Women in homelessness face unique challenges – how we can help


 

I write this from the comfort of my couch, warmed by the fire, and utterly aware that this is a privilege.

Last Wednesday on the Opinion Line, we spoke to Stephanie McCarthy, a mother of five from Gurranebraher who faces eviction on Christmas Eve. If or when the McCarthy family are forced to leave their home, Stephanie will be lucky to get a place in Edel House along with her children. Her husband will be accommodated separately.

And that’s the best case scenario, because Edel House is at least designed for mothers and children, although even there mothers can’t cook for their children and there is serious overcrowding. If it’s full, Christmas could see her in a B&B, with no facilities to store food, eat a meal beyond breakfast, or wash clothes.  Worst case scenario, it could even be a car, because that’s where families who have no home go, in 2015. Ireland, by the way, comes sixth in the world Human Development Index. In theory, it’s the sixth best place in the world to live.

The McCarthy family are tenants of a private landlord, who may have his or her own financial difficulties to deal with and is reportedly selling their home. That’s a landlord’s prerogative, and while we continue to rely on private, non-professional landlords to house the most vulnerable in society, this will happen, again and again and again.

Homeless services are coming apart at the seams despite government commitments which include guaranteeing no rough sleepers over Christmas. The government’s much publicised row over rent controls and provision of new housing has come to very little.

Cork City has over 8,000 people on the housing list. Many of them have been there for years. In April, Minister Alan Kelly allocated €1.5bn nationally for social housing. Cork City Council was to build 1,349 new units by the end of 2017, aimed at reducing the housing list by 21%.
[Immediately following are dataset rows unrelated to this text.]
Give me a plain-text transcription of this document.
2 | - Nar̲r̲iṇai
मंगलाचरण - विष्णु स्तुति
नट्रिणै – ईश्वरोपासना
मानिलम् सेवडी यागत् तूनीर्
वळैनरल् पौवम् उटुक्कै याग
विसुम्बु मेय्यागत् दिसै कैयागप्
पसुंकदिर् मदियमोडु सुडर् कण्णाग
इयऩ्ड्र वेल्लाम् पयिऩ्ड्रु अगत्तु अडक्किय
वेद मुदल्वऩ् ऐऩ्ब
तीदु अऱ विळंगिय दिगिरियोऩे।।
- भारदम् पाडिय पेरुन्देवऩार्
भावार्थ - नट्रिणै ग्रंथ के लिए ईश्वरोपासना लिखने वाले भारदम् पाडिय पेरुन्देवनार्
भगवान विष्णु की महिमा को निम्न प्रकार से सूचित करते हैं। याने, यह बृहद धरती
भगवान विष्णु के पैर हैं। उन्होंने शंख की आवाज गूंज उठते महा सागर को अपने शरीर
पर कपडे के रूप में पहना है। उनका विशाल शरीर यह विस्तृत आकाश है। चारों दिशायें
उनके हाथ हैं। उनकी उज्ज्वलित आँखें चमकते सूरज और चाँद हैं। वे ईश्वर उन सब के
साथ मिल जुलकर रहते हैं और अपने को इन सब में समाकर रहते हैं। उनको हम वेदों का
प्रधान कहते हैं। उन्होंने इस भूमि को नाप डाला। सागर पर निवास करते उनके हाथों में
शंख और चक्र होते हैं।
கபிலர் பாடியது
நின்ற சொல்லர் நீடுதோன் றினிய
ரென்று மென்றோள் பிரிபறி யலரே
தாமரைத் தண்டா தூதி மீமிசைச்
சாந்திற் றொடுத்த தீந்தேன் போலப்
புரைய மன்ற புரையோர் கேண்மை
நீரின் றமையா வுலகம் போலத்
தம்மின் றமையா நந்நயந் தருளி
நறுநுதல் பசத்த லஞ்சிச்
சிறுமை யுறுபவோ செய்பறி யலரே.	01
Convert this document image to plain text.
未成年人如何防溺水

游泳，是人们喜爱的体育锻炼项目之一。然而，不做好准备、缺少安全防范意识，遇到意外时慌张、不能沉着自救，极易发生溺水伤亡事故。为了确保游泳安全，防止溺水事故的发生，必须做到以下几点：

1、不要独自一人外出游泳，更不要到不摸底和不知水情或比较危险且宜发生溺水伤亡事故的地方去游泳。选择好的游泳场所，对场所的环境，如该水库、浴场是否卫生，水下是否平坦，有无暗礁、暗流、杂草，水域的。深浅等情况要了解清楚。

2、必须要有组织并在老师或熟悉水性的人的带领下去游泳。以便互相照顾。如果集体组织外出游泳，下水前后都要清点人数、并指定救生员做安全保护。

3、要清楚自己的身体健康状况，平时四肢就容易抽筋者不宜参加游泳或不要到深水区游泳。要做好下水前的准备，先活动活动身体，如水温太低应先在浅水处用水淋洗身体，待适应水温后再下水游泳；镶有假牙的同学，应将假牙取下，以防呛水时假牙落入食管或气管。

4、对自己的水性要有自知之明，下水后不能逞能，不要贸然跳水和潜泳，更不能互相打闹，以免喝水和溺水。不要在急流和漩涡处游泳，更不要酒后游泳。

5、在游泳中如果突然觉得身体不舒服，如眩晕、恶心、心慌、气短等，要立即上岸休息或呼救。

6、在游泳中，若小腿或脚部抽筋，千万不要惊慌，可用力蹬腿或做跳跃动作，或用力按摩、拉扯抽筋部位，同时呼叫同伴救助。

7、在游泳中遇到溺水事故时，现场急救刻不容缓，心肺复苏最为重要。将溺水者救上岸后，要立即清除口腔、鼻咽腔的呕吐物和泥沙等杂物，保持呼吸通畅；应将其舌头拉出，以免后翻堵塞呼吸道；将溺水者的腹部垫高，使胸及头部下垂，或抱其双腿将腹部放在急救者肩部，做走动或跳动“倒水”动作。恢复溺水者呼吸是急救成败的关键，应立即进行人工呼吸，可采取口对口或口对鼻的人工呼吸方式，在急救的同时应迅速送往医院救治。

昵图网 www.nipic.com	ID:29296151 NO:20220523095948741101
Very few of those units will be owned or run by Cork City Council. They’ll be the property of a range of investors, developers, housing agencies, charities, and quangos. You’d think we’d have learned from eircom, Irish Water, the recent ‘carmageddon’ in the Jack Lynch Tunnel, and a plethora of other privatisation disasters, that privatising essential, basic, public services simply doesn’t work. And that’s if they’re built at all.

In the UK, observers looked on in horror last week as the Conservative party announced that council tenants would no longer have a lifetime right to remain in their social housing. Contracts are now to be reviewed every five years. It’s being billed as an end to sink estates and a culture of entitlement, but in reality it is the beginning of chaos in the lives of thousands of – primarily – women and their children, whose homes can no longer be considered such.

While many of the ‘squeezed middle’ working to pay mortgages, won’t see a problem with this regular testing of how ‘deserving’ council tenants are, stability must be the basis of family life. If your marriage breaks up, you have another child, you lose your job, or have another major life event within the five year term, you have no guarantee of retaining your home because you might not tick every box on an assessor’s sheet. The new UK rules make social housing almost as insecure as private rentals.

Given that Irish governments don’t tend to be very original, surely it’s only a matter of time before the calls begin to extend this policy to Ireland, making public housing almost as insecure as private. And it’s a particular problem for women, because a woman becoming homeless means total family breakdown, and this can repeat itself over generations.

The main triggers for women becoming homeless and seeking support from Simon are family conflict and domestic violence. Alcohol is the primary cause for men.

If a woman is on the street, her children may be divided among relatives or taken into the care system. Many women who are homeless have themselves come from the State care system, perpetuating a cycle of instability, insecurity, poverty and homelessness.

They have a higher rate of poor physical and mental health than men who are homeless and are far more likely to self-harm and express suicidal ideation. The health and related issues appear to be starker for women in emergency accommodation. They appear to be starker again for women who are long-term homeless.

Women also tend to be younger than men who are homeless. One third of women staying in Cork Simon’s emergency shelter in 2014 was aged between 18 and 26. That year saw the highest number of young women staying in the shelter in over five years.

Women who are homeless tend to have left school later and have achieved a higher level of education than men who are homeless yet more women than men, if previously employed, have worked in unskilled jobs.

Currently, 1 in 7 people supported by Cork Simon are women and as many as 1 in 5 people staying at the charity’s emergency shelter are women.

As the face of homelessness continues to change in Ireland, it’s clear that, much like with privatisation, the government is leaving much of the hard graft to charities. Charities like Cork Simon are filling a gap that is shamefully large, with a lack of political will to find long-term, practical, stable solutions.

Providing basics like food and shelter is only the first step in bringing women who have lost not just a roof over their head but a family, a life and often their dignity and sense of self-worth, back from the brink.

This coming Nollaig na mBan, Cork Simon’s Women’s Christmas Lunch takes place at Maryborough House Hotel on January 9th will celebrate women’s solidary with all funds raised from the lunch dedicated to women’s services at Cork Simon. I hope to see you there.